Crofting is a system of land tenure that is unique to Scotland and plays an integral role in sustaining rural life in the Highlands and Islands. If you're interested in a croft, it is important to firstly determine its crofting "status". In other words, will you be acquiring an owner-occupied croft, a vacant croft, or a croft tenancy?

If you are purchasing a tenancy, the Crofting Commission, who are the public body responsible for regulating and reviewing all matters relating to crofting, must approve an application for the transfer of the tenancy before you can consider the croft to be legally yours. This is the case even if you have already agreed with the Seller to buy the tenancy. To get approval, you must demonstrate to them how you will fully comply with your crofting duties. On the other hand, if you are buying an owner-occupied croft, you do not require formal approval from the Crofting Commission in advance but must comply with your crofting duties from the date of your purchase.
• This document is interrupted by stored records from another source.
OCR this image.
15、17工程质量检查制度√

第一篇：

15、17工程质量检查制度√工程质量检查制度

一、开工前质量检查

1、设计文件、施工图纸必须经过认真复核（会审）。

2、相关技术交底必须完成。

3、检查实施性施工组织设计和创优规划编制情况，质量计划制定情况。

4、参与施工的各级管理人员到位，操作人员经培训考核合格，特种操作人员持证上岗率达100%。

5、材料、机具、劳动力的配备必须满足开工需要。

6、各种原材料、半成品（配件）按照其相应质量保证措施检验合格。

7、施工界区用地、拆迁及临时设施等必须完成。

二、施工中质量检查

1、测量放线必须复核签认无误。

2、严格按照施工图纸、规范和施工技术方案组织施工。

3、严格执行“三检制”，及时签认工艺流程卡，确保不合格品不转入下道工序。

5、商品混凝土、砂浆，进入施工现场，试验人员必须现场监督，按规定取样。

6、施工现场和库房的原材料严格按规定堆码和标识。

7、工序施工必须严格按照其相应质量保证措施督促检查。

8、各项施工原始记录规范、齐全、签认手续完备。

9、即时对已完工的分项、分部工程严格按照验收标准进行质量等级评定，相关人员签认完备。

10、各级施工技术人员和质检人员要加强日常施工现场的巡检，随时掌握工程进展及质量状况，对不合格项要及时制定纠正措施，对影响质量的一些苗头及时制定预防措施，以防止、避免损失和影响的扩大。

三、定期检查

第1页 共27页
Whether purchasing a tenancy or an owner-occupied croft, you must fully comply with the crofting duties. These are that all crofters must live on or within 32 kilometres of their croft; must actively cultivate and maintain their croft; and must not misuse or neglect their croft. Failure to comply with these duties can result in enforcement action being taken against you by the Crofting Commission. This could result in the Crofting Commission terminating your croft tenancy or imposing a tenant crofter on your owned croft.
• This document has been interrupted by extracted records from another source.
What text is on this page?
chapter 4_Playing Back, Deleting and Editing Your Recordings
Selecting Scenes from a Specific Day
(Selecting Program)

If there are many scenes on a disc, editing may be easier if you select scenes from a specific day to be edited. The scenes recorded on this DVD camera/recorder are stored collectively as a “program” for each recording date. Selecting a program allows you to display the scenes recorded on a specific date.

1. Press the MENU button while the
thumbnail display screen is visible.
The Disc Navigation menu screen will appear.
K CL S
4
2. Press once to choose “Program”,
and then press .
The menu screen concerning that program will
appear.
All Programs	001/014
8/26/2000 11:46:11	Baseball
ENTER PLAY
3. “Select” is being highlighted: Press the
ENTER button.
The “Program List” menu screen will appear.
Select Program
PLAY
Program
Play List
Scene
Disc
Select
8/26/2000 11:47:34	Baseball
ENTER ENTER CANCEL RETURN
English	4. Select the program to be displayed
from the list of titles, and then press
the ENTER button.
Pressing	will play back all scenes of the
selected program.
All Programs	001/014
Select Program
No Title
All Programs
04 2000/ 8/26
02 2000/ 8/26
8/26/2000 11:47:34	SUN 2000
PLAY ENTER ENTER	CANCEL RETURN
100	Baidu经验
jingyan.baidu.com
Additionally, it is also worth noting that a number of purchased crofts do not fall within the statutory definition of an owner-occupied croft, and are thus, legally vacant. In such situations, the Crofting Commission can require the owner of the vacant croft to let the croft to a tenant.
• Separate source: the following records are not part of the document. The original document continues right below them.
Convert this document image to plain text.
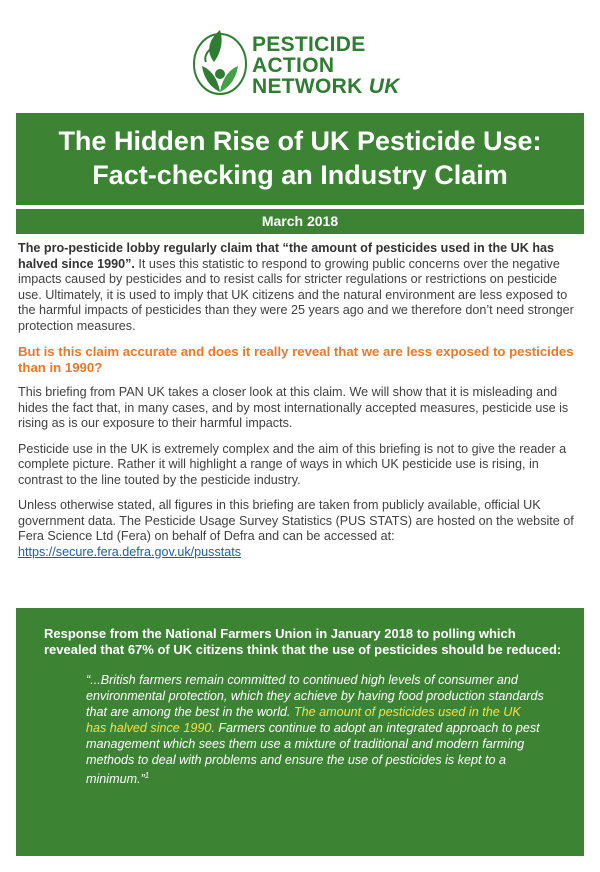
PESTICIDE
ACTION
NETWORK UK
The Hidden Rise of UK Pesticide Use:
Fact-checking an Industry Claim
March 2018

The pro-pesticide lobby regularly claim that “the amount of pesticides used in the UK has halved since 1990”. It uses this statistic to respond to growing public concerns over the negative impacts caused by pesticides and to resist calls for stricter regulations or restrictions on pesticide use. Ultimately, it is used to imply that UK citizens and the natural environment are less exposed to the harmful impacts of pesticides than they were 25 years ago and we therefore don’t need stronger protection measures.

But is this claim accurate and does it really reveal that we are less exposed to pesticides than in 1990?

This briefing from PAN UK takes a closer look at this claim. We will show that it is misleading and hides the fact that, in many cases, and by most internationally accepted measures, pesticide use is rising as is our exposure to their harmful impacts.

Pesticide use in the UK is extremely complex and the aim of this briefing is not to give the reader a complete picture. Rather it will highlight a range of ways in which UK pesticide use is rising, in contrast to the line touted by the pesticide industry.

Unless otherwise stated, all figures in this briefing are taken from publicly available, official UK government data. The Pesticide Usage Survey Statistics (PUS STATS) are hosted on the website of Fera Science Ltd (Fera) on behalf of Defra and can be accessed at:
https://secure.fera.defra.gov.uk/pusstats

Response from the National Farmers Union in January 2018 to polling which revealed that 67% of UK citizens think that the use of pesticides should be reduced:

“...British farmers remain committed to continued high levels of consumer and environmental protection, which they achieve by having food production standards that are among the best in the world. The amount of pesticides used in the UK has halved since 1990. Farmers continue to adopt an integrated approach to pest management which sees them use a mixture of traditional and modern farming methods to deal with problems and ensure the use of pesticides is kept to a minimum.”$^1$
Bearing all of this in mind, prior to making an offer on a croft it is vital to ascertain both the status of the croft you are interested in and to discuss in detail with your solicitor how you can ensure you fully comply with all crofting duties upon purchase.

Crofting is a complex legal area, and you should seek advice from a solicitor with expertise in crofting law who will be able to advise on the status of a croft and the best ways to ensure compliance with crofting duties.